In 1930 Aron went to Germany, where he spent three years. For the first eighteen months he held a position as a lecturer at the University of Cologne. He spent the remaining time studying at the French Institute in Berlin. He married Suzanne Gauchon in 1933. Since he was a Jewish academic, it is not surprising that he returned to France, spending about a year in Le Havre before returning to Paris. For five years Aron took the role of secretary to the Centre of Social Information at the Ecole Normale Supérieure, during which time he was awarded a doctor of philosophy degree for his thesis on the philosophy of history.
When war broke out, Aron fought for a year in the French army, escaping to London when German occupation took place in 1940. During his exile, he edited La France Libre. As soon as the war was over, he returned to Paris where he would remain for the rest of his life, continuing as a journalist as well as holding the professorship of Political Science in Sorbonne between 1955 and 1968, and of Sociology in the College de France from 1970 until his death.

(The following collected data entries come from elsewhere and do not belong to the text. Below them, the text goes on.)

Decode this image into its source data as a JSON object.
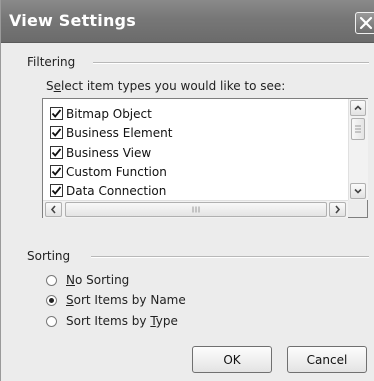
{
  "window": {
    "title": "View Settings",
    "close_icon": "close-icon"
  },
  "filtering": {
    "group_label": "Filtering",
    "prompt_prefix": "S",
    "prompt_underlined": "e",
    "prompt_rest": "lect item types you would like to see:",
    "items": [
      {
        "label": "Bitmap Object",
        "checked": true
      },
      {
        "label": "Business Element",
        "checked": true
      },
      {
        "label": "Business View",
        "checked": true
      },
      {
        "label": "Custom Function",
        "checked": true
      },
      {
        "label": "Data Connection",
        "checked": true
      }
    ]
  },
  "sorting": {
    "group_label": "Sorting",
    "options": [
      {
        "underlined": "N",
        "rest": "o Sorting",
        "prefix": "",
        "selected": false
      },
      {
        "underlined": "S",
        "rest": "ort Items by Name",
        "prefix": "",
        "selected": true
      },
      {
        "prefix": "Sort Items by ",
        "underlined": "T",
        "rest": "ype",
        "selected": false
      }
    ]
  },
  "buttons": {
    "ok_label": "OK",
    "cancel_label": "Cancel"
  }
}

While Aron’s output was diverse, he is best known as a sociologically oriented political commentator and philosopher. While Weber and Marx had an inevitable influence on his thought, it was not to the same extent or manner as contemporaries such as Camus or Sartre. Aron’s intellectual roots were set more deeply in the democratic visions of Montesquieu and de Tocqueville. He firmly rejected the sociological and historical determinism of Marxist dogma, defending the utmost importance and value of human freedom.
In both his journalistic and academic work he was critical of his contemporaries on both the right and the left. While he admired some of Marxism’s intentions, he perceived that the French left, in its preoccupation with the Marxist idea of historical inevitability, had become seduced by the highly objectionable—to his mind, at least—Stalinism. Defending human freedom and seeking to promote peace on both a national and international level, he opposed those who promoted a centralised and idealised state.
Aron delivered his Gifford Lectures between 1965 and 1966, under the title 'On Historical Consciousness in Thought and Action'.
He died in Paris on 17 October 1983, leaving two children.
Works by Raymond Aron include La Sociologie allemande contemporaine (1936), Introduction a la philosophie de l’histoire (1938), L’Opium des intellectuels (1955), La Lutte de classes: Nouvelles lecons sur les societies industrielles (1964) and On Historical Consciousness in Thought and Action (1965–1966). Robert Colquhoun published a two-volume work entitled Raymond Aron in 1986.